A continuación, comencé a leer comentarios de otras personas que debieron conocer al muerto aunque no con la suficiente profundidad. Y paso a explicarme. El primero decía algo así como: “Otra vez, cabrón. A gastarte la pasta. ¿Y adónde vas ahora?”. El segundo, más liviano, sólo comentó: “Cuelga fotos que te veamos”. Pero el problema llegó en el tercer comentario: “Qué, a Cuba otra vez. A meterla. Es que no paras. Es ya la cuarta vez en dos años, ¿o me quedo corto?”.

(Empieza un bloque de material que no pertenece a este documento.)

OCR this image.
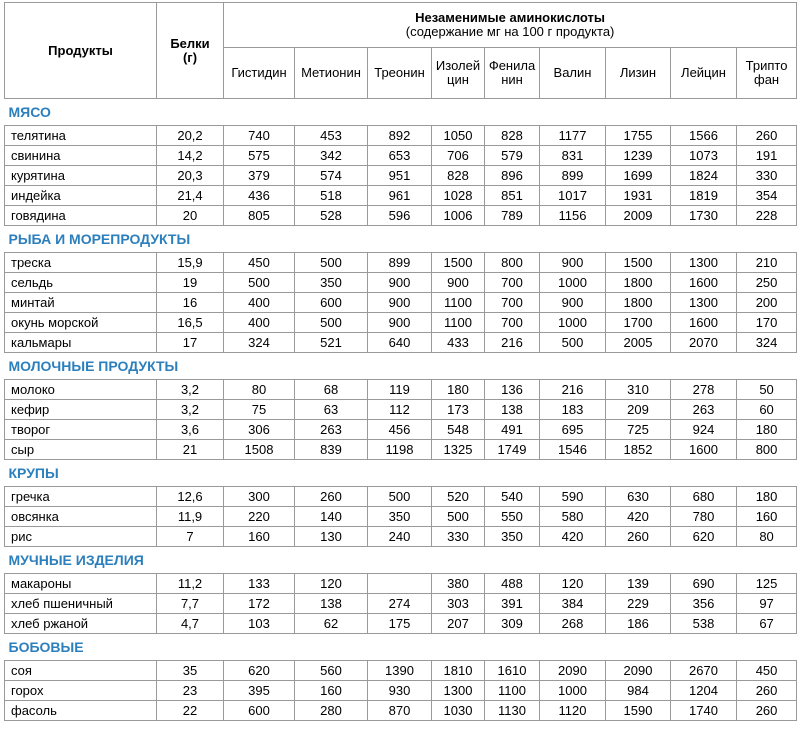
Продукты	Белки
(г)	Незаменимые аминокислоты
(содержание мг на 100 г продукта)								

		Гистидин	Метионин	Треонин	Изолей
цин	Фенила
нин	Валин	Лизин	Лейцин	Трипто
фан

МЯСО										
телятина	20,2	740	453	892	1050	828	1177	1755	1566	260
свинина	14,2	575	342	653	706	579	831	1239	1073	191
курятина	20,3	379	574	951	828	896	899	1699	1824	330
индейка	21,4	436	518	961	1028	851	1017	1931	1819	354
говядина	20	805	528	596	1006	789	1156	2009	1730	228
РЫБА И МОРЕПРОДУКТЫ										
треска	15,9	450	500	899	1500	800	900	1500	1300	210
сельдь	19	500	350	900	900	700	1000	1800	1600	250
минтай	16	400	600	900	1100	700	900	1800	1300	200
окунь морской	16,5	400	500	900	1100	700	1000	1700	1600	170
кальмары	17	324	521	640	433	216	500	2005	2070	324
МОЛОЧНЫЕ ПРОДУКТЫ										
молоко	3,2	80	68	119	180	136	216	310	278	50
кефир	3,2	75	63	112	173	138	183	209	263	60
творог	3,6	306	263	456	548	491	695	725	924	180
сыр	21	1508	839	1198	1325	1749	1546	1852	1600	800
КРУПЫ										
гречка	12,6	300	260	500	520	540	590	630	680	180
овсянка	11,9	220	140	350	500	550	580	420	780	160
рис	7	160	130	240	330	350	420	260	620	80
МУЧНЫЕ ИЗДЕЛИЯ										
макароны	11,2	133	120		380	488	120	139	690	125
хлеб пшеничный	7,7	172	138	274	303	391	384	229	356	97
хлеб ржаной	4,7	103	62	175	207	309	268	186	538	67
БОБОВЫЕ										
соя	35	620	560	1390	1810	1610	2090	2090	2670	450
горох	23	395	160	930	1300	1100	1000	984	1204	260
фасоль	22	600	280	870	1030	1130	1120	1590	1740	260
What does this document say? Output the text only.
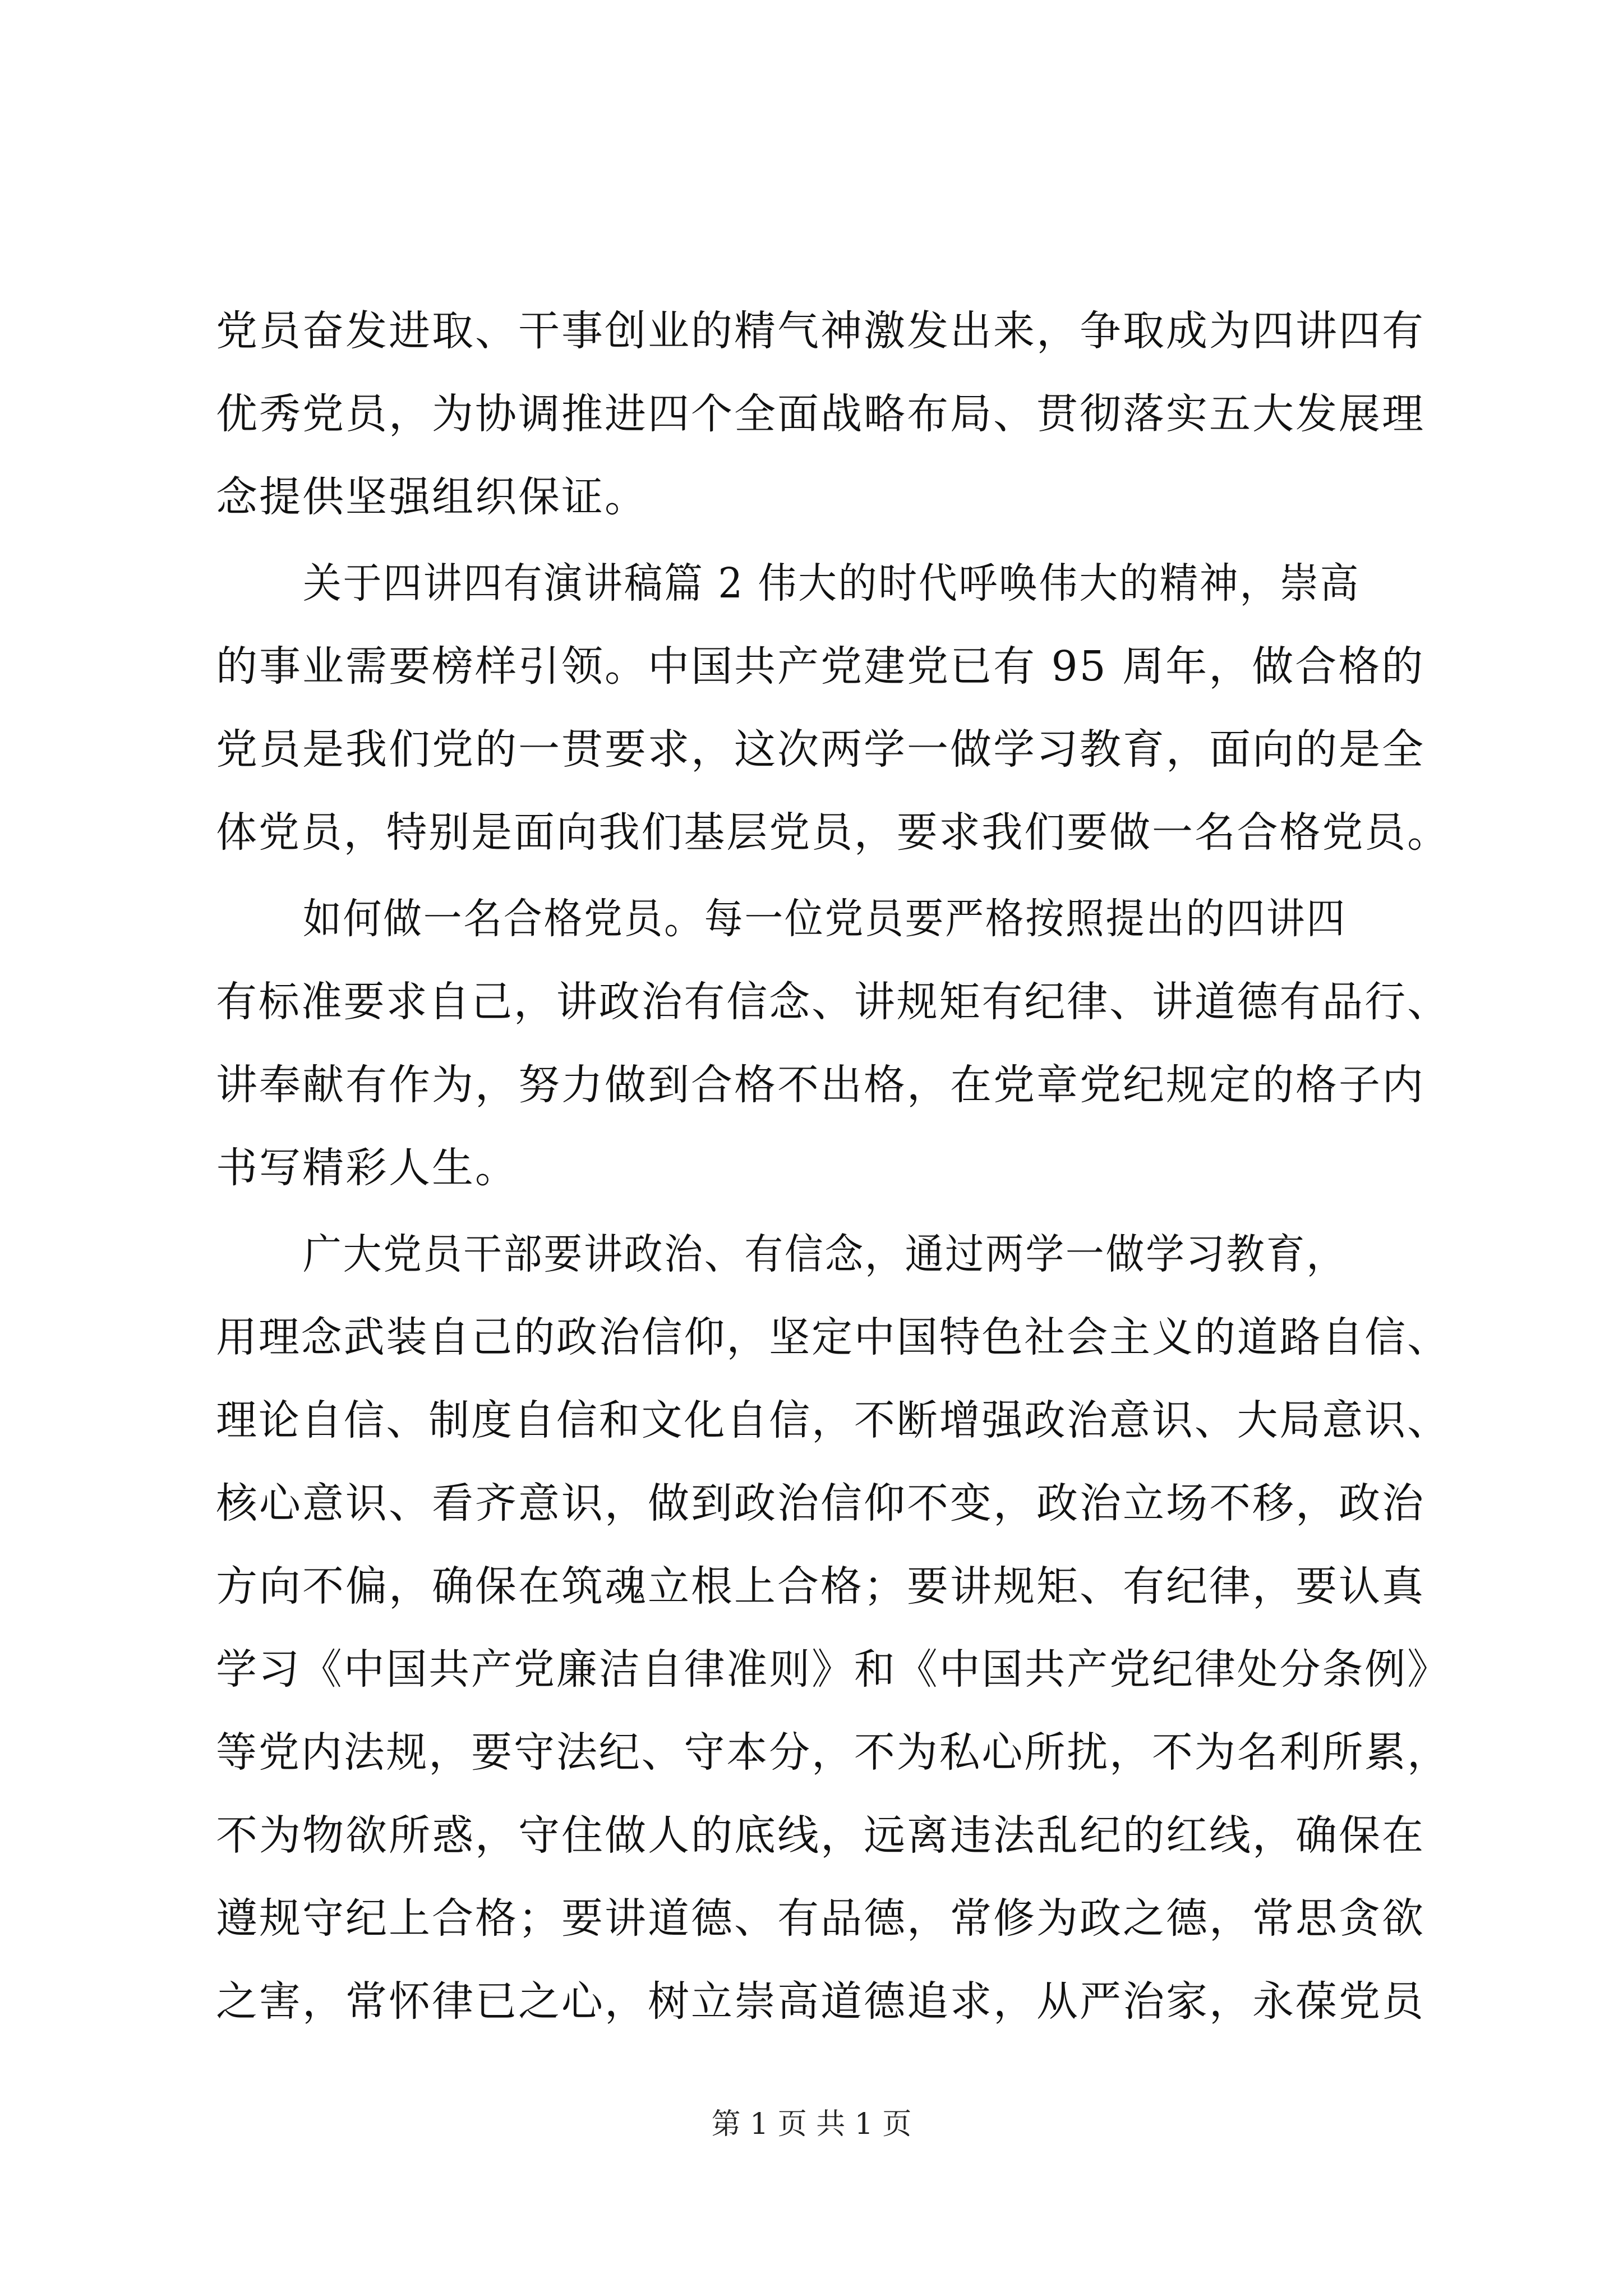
党员奋发进取、干事创业的精气神激发出来，争取成为四讲四有
优秀党员，为协调推进四个全面战略布局、贯彻落实五大发展理
念提供坚强组织保证。
关于四讲四有演讲稿篇 2 伟大的时代呼唤伟大的精神，崇高
的事业需要榜样引领。中国共产党建党已有 95 周年，做合格的
党员是我们党的一贯要求，这次两学一做学习教育，面向的是全
体党员，特别是面向我们基层党员，要求我们要做一名合格党员。
如何做一名合格党员。每一位党员要严格按照提出的四讲四
有标准要求自己，讲政治有信念、讲规矩有纪律、讲道德有品行、
讲奉献有作为，努力做到合格不出格，在党章党纪规定的格子内
书写精彩人生。
广大党员干部要讲政治、有信念，通过两学一做学习教育，
用理念武装自己的政治信仰，坚定中国特色社会主义的道路自信、
理论自信、制度自信和文化自信，不断增强政治意识、大局意识、
核心意识、看齐意识，做到政治信仰不变，政治立场不移，政治
方向不偏，确保在筑魂立根上合格；要讲规矩、有纪律，要认真
学习《中国共产党廉洁自律准则》和《中国共产党纪律处分条例》
等党内法规，要守法纪、守本分，不为私心所扰，不为名利所累，
不为物欲所惑，守住做人的底线，远离违法乱纪的红线，确保在
遵规守纪上合格；要讲道德、有品德，常修为政之德，常思贪欲
之害，常怀律已之心，树立崇高道德追求，从严治家，永葆党员
第 1 页 共 1 页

De pronto, el dueño del perfil tuvo que aclarar que el supuesto viaje de la citada persona no era ni a Cuba, ni a Rusia ni a Santiago de Compostela. Que se había muerto. A continuación, varios de esos mensajes fueron borrados mientras todos los que se escribieron a partir de ahí sólo mostraron sus condolencias.
El mundo se ha convertido en un lugar infantil. No somos capaces de llamar a las cosas por su nombre pero tampoco entendemos una simple metáfora, además, acompañada de emoticonos. Por lo que cuando alguien se muere y una persona desea homenajearlo en alguna red social esta debería o no decir nada o directamente subir el parte de defunción viendo cómo están las cosas.
Y claro, mejor no preguntar si todavía la gente lee novelas de Pynchon, y ya no digamos, El Quijote.